The only way to be infected with COVID-19 is to be in contact with someone who already has it or to contact fomites that carry the virus. The only way to even have a clue about that is to know who has the virus and where they’ve been.
It is only through testing — not just testing symptomatic individuals, but SURVEILLANCE testing — that we learn what places to avoid and where to focus our cleaning and sterilization resources.
What is the first thing that happens in middle-class communities when we close all the schools? ALL the parents go to grocery stores WITH THEIR CHILDREN, and walk around handling everything in sight. How many stores clean and sterilize the shopping carts every day? How many people have handled each cart?
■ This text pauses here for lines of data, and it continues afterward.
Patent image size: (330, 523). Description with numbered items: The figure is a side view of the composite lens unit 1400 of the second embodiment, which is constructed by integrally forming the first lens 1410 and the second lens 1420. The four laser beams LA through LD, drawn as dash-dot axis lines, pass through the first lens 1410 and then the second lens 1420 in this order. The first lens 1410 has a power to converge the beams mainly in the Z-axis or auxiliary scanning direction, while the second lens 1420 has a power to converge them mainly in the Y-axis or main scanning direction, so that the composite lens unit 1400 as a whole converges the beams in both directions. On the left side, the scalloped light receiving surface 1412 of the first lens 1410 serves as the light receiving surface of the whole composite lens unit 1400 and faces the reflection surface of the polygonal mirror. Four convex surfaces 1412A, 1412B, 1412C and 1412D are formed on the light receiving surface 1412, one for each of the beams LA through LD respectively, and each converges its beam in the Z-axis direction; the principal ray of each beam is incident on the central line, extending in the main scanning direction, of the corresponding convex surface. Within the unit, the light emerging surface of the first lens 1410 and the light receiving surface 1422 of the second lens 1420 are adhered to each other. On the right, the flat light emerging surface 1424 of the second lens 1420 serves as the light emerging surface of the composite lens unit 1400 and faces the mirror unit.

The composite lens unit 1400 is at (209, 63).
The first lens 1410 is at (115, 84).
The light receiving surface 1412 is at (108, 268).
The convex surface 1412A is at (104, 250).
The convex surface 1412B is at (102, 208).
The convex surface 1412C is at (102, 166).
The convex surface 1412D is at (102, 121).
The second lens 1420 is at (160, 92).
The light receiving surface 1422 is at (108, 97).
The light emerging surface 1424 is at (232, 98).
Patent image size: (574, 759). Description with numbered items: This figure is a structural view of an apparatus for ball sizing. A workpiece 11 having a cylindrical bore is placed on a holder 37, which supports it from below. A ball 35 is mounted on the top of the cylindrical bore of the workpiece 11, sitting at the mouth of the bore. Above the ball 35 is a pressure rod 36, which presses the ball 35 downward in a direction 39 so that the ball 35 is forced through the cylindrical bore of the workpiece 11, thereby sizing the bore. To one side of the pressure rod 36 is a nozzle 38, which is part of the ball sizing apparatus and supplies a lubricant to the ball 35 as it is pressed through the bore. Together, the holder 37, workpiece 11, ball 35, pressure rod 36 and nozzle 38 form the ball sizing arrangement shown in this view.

We need data, and the only way to get data is to perform testing. I’ve been hearing public officials talk about “millions of tests” being available “by next week” since this all began at least a month ago.
Where are the tests?
jconway says
It’ll be a lot easier for schools to be turned into testing centers and shelters if there are no students or staff there. Social distancing will not work when you have 2200 people confined to a building of my size and every lunch period is a gathering of 500+ people in a cramped cafeteria. The MTA and MASC and MASS are in rare agreement that the schools should close statewide and Sen. Eldridge is now advancing a bill urging the Governor to do so. Social distancing is the only recourse we have at this point and the only way to flatten the curve. Totally agree with Tom that kids should stay home.
petr says
Social distancing is only an early stage method of prevention, and an iffy one at that… At some point, we’ll have to just bite the bullet and go whole-hog for herd immunity: it’s pretty much even money that we can get to that point before we develop a safe and effective vaccine. And that’s the opposite of social distancing.